Onderzoek naar Trump’s invoerheffingen gestart
Amerikaans Hooggerechtshof is sceptisch
Het Amerikaanse Hooggerechtshof buigt zich sinds gisteren over de wettigheid van president Trump’s invoerheffingen. Enkel de tarieven ingevoerd onder een wet uit 1977, de International Emergency Economic Powers Act (IEEPA), staan ter discussie. Maar ze maken wel het gros uit, zo’n 75%. De wederkerige heffingen van 2 april (Liberation Day, zoals Trump de dag zelf omschreef) en de fentanyl-gerelateerde importtaksen kennen bijvoorbeeld hun basis in die wet. Een lagere handelsrechtbank oordeelde enkele maanden geleden dat ze onwettig waren, waarop de Trump-administratie beroep aantekende. Op de zitting gisteren aanhoorde het Hof de argumenten van de regering. Volgens watchers waren de opperrechters eerder sceptisch t.a.v. de verdediging en is er twijfel of IEEPA zonder meer en unilateraal gebruikt kan worden om er de internationale handel op nieuwe leest mee te schoeien.

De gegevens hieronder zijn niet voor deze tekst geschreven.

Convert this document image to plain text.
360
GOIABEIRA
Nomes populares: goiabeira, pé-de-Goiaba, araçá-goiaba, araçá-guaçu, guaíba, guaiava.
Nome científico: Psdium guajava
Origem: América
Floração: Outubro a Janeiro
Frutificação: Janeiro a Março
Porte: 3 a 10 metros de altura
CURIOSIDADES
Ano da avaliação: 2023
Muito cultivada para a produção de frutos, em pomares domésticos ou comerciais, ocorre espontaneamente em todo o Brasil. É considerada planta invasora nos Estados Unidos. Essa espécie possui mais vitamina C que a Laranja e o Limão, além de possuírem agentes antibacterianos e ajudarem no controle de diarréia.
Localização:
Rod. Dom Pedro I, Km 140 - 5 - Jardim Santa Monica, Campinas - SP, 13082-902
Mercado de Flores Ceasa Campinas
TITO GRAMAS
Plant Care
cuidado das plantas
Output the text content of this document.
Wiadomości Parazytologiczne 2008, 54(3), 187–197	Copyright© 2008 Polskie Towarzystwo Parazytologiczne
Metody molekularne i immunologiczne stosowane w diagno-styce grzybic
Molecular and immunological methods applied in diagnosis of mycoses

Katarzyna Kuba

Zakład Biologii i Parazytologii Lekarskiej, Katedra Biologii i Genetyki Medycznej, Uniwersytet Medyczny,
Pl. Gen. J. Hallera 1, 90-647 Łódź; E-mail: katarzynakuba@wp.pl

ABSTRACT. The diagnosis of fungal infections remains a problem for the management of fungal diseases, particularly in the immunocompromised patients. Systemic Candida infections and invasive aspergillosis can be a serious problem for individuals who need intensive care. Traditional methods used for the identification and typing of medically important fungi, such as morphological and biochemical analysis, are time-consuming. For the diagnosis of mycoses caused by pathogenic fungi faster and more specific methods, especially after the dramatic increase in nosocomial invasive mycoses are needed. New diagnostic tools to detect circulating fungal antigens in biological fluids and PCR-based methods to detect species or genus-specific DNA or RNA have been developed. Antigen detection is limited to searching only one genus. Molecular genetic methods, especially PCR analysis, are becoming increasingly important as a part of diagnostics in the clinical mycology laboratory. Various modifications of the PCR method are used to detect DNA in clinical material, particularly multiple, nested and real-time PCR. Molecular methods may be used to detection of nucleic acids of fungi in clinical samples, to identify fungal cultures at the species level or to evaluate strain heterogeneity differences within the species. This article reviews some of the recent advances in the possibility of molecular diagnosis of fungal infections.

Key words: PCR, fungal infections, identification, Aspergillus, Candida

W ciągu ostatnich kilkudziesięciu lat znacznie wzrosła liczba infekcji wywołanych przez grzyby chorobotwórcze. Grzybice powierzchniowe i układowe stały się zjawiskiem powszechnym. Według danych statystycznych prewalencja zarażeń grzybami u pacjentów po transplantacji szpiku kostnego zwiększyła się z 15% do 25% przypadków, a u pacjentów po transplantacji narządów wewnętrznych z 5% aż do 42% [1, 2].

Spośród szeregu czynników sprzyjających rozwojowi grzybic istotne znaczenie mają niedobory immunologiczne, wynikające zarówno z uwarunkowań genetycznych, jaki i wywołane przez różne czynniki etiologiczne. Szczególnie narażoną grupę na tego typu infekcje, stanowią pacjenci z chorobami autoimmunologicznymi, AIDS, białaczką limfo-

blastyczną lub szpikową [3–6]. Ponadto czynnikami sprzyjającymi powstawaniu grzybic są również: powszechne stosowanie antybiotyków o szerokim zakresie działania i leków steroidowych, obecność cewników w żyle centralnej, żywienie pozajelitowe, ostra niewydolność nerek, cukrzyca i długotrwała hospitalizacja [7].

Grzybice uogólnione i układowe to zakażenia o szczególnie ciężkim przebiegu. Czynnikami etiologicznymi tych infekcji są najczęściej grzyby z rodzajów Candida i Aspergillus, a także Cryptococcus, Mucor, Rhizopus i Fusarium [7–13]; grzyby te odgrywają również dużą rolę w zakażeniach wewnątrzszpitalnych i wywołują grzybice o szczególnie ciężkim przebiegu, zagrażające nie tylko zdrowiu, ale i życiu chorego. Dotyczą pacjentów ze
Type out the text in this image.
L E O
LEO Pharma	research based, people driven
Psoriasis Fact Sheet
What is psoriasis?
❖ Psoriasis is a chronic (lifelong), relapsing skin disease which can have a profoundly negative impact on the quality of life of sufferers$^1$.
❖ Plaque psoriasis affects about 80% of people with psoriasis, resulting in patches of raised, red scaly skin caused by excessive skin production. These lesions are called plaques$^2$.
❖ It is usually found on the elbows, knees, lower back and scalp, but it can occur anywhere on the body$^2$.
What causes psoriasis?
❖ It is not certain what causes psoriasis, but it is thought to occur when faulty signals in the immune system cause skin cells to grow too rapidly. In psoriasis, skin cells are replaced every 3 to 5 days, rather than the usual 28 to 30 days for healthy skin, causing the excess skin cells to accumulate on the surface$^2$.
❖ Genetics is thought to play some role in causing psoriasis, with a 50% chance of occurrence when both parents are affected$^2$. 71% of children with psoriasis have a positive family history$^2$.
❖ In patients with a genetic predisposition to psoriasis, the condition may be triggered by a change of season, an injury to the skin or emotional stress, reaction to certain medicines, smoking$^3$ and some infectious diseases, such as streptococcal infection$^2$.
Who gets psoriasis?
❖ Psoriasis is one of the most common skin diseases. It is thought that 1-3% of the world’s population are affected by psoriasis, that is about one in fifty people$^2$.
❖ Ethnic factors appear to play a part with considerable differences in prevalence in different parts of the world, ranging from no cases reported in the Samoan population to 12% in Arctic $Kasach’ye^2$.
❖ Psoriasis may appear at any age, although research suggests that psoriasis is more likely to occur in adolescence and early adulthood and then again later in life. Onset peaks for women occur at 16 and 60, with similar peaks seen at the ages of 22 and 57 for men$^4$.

Een uitspraak hoeven we ten aller vroegste pas tegen jaareinde te verwachten. Begin volgend jaar is meer waarschijnlijk. Dat betekent nog maanden van onzekerheid. Het is bijvoorbeeld niet duidelijk hoe de Trump-administratie de eventueel onterechte importbelastingen zou terug betalen. De teller staat voorlopig al op een slordige $100 miljard. De regering liet ook verstaan dat ze over alternatieven beschikt als het Hooggerechtshof in haar nadeel oordeelt. Sommige tarieven zijn bijvoorbeeld geworteld in bedreigingen van nationale veiligheid. Maar de andere pistes vereisen vaak een vooronderzoek of zijn zonder precedent zodat ook daar de juridische basis mogelijks later ter discussie staat. Het is evenmin gezegd dat handelspartners zoals de EU en Japan de huidige 15%-heffing willen heronderhandelen, met de bijhorende rechtsonzekerheid van dien.